The All in One SEO WordPress plugin is a very popular plugin. Many install it so that they have the ability to customize their post’s page title. This is very useful to do from the SEO perspective. Your post title should be written for your reader and be catchy, your page title for your post should be more oriented towards keywords.
But the plugin has other settings that require attention. Out of the box the plugin configuration will noindex your category pages but not your tag pages. This isn’t necessarily what you want and I’ve had to fix a couple of blogs that had the default settings.
What does noindex do? It’s a special meta tag placed into your source code as an instruction to the search engine spider. To be accurate the tag created by the plugin is actually a noindex,follow. The follow bit is important, you want that.
<META NAME="ROBOTS" CONTENT="NOINDEX, FOLLOW">
noindex,follow tells the search engine spider to not place the page into it’s index (which feeds the search engine results pages) but to go ahead and crawl and follow any links on the page.
Why on earth would you not want your category (and tags, archive pages) in the search engine’s index? The more the better right? Well, no, not really. Many category, tags and archive pages just repeat all or part of the content that is already on the post pages. To Google and the other search engines, this is content that is duplicated and not interesting. Duplicate content within a single domain is a bad thing. It’s better to have 10 pages of unique content for Google to rank rather than 30 pages of duplicated content.

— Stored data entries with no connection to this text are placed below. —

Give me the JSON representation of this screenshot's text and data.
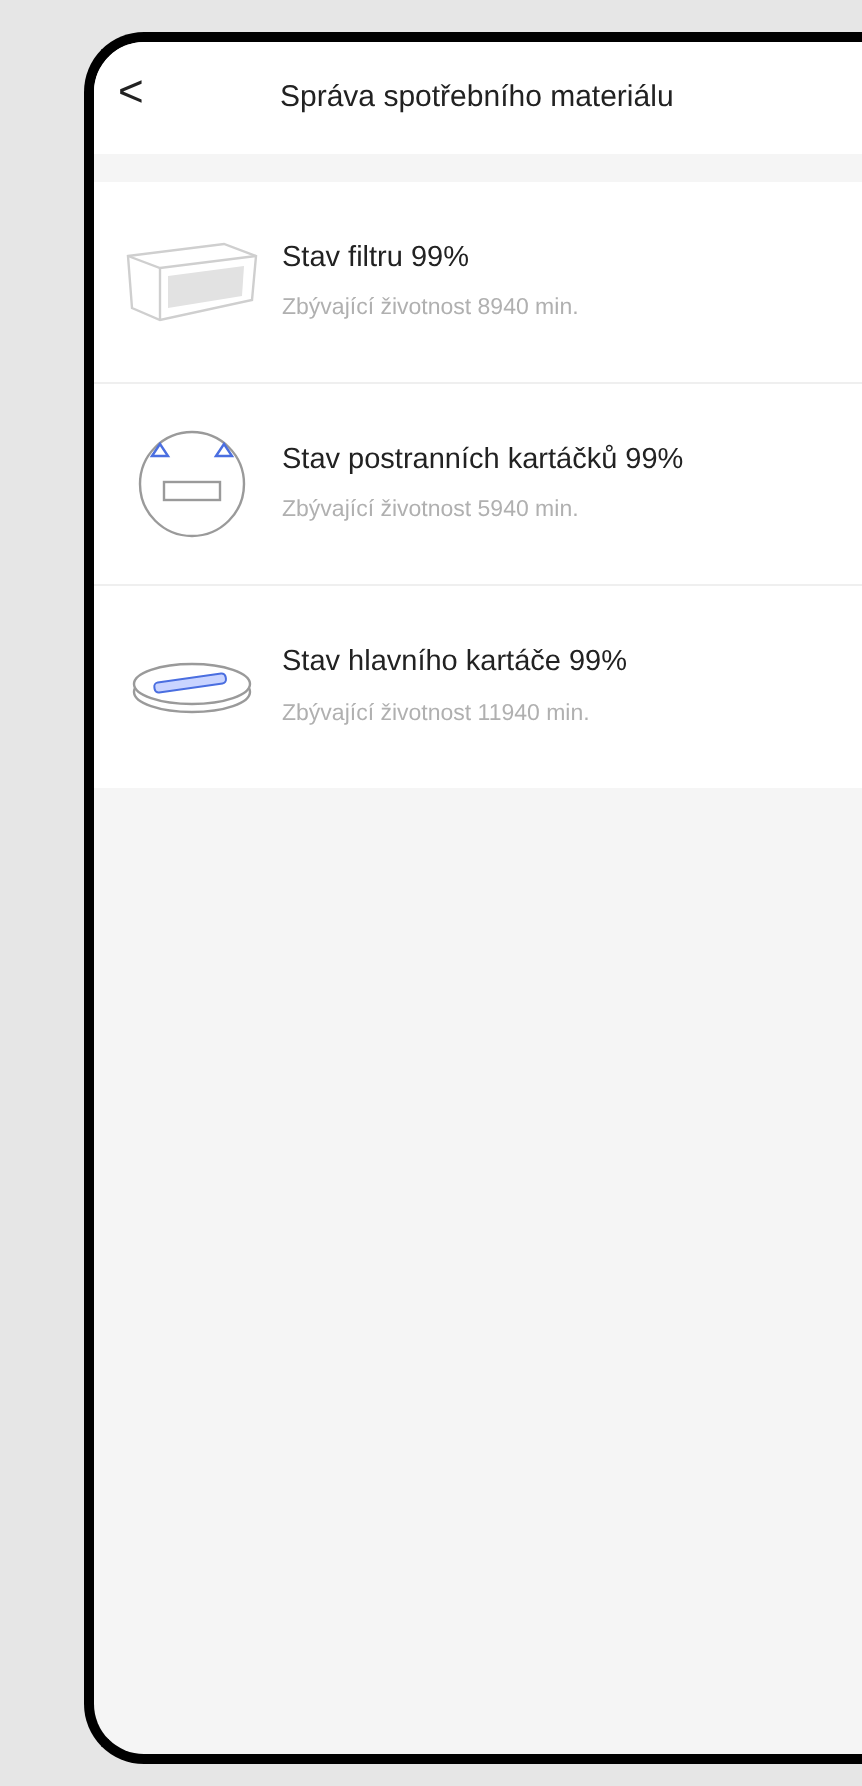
{
  "header": {
    "back": "<",
    "title": "Správa spotřebního materiálu"
  },
  "items": [
    {
      "kind": "filter",
      "title": "Stav filtru 99%",
      "subtitle": "Zbývající životnost 8940 min."
    },
    {
      "kind": "side_brush",
      "title": "Stav postranních kartáčků 99%",
      "subtitle": "Zbývající životnost 5940 min."
    },
    {
      "kind": "main_brush",
      "title": "Stav hlavního kartáče 99%",
      "subtitle": "Zbývající životnost 11940 min."
    }
  ]
}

To add insult to injury, the way people use tags makes it worse. The ease of tagging causes many tags to be created (I’m just as guilty – just check out my tag cloud). I’ve seen blogs where no tag was ever reused, people treat them almost like a shortened form of a title and will tag each post with 4 or 5 unique words. The problem with this is that this creates one page per tag with one post on it, repeated 4 or 5 times. If your blog has links to your tag pages (ie. through a tag cloud or shows them on your posts) and you left them indexed then the poor spider has to crawl through all these duplicates (/tag/banana … /tag/bread … /tag/recipe .. get the idea?). It will just give up and go away.
With one exception my recommendation is to noindex all three aggregate pages: category, tags and archives.
The exception is if you have written unique manual excerpts for your posts (they are different than your your main post) AND the excerpt is shown (many themes don’t show them). Then I would consider indexing your category pages (as they tend to be fewer of those than tags). At this point you should do some keyword research and use that to name your categories.
For a while I was hesitant about noindexing all three, it seems wrong to not give the spiders a “bridge” page to add context to your posts, but after some study, I checked all three boxes a while back. I’ve given some thought about implementing excerpts for this blog and turning off noindexing for categories. But I’m lazy, and I might just build some keyword rich static pages, which will probably rank better anyway.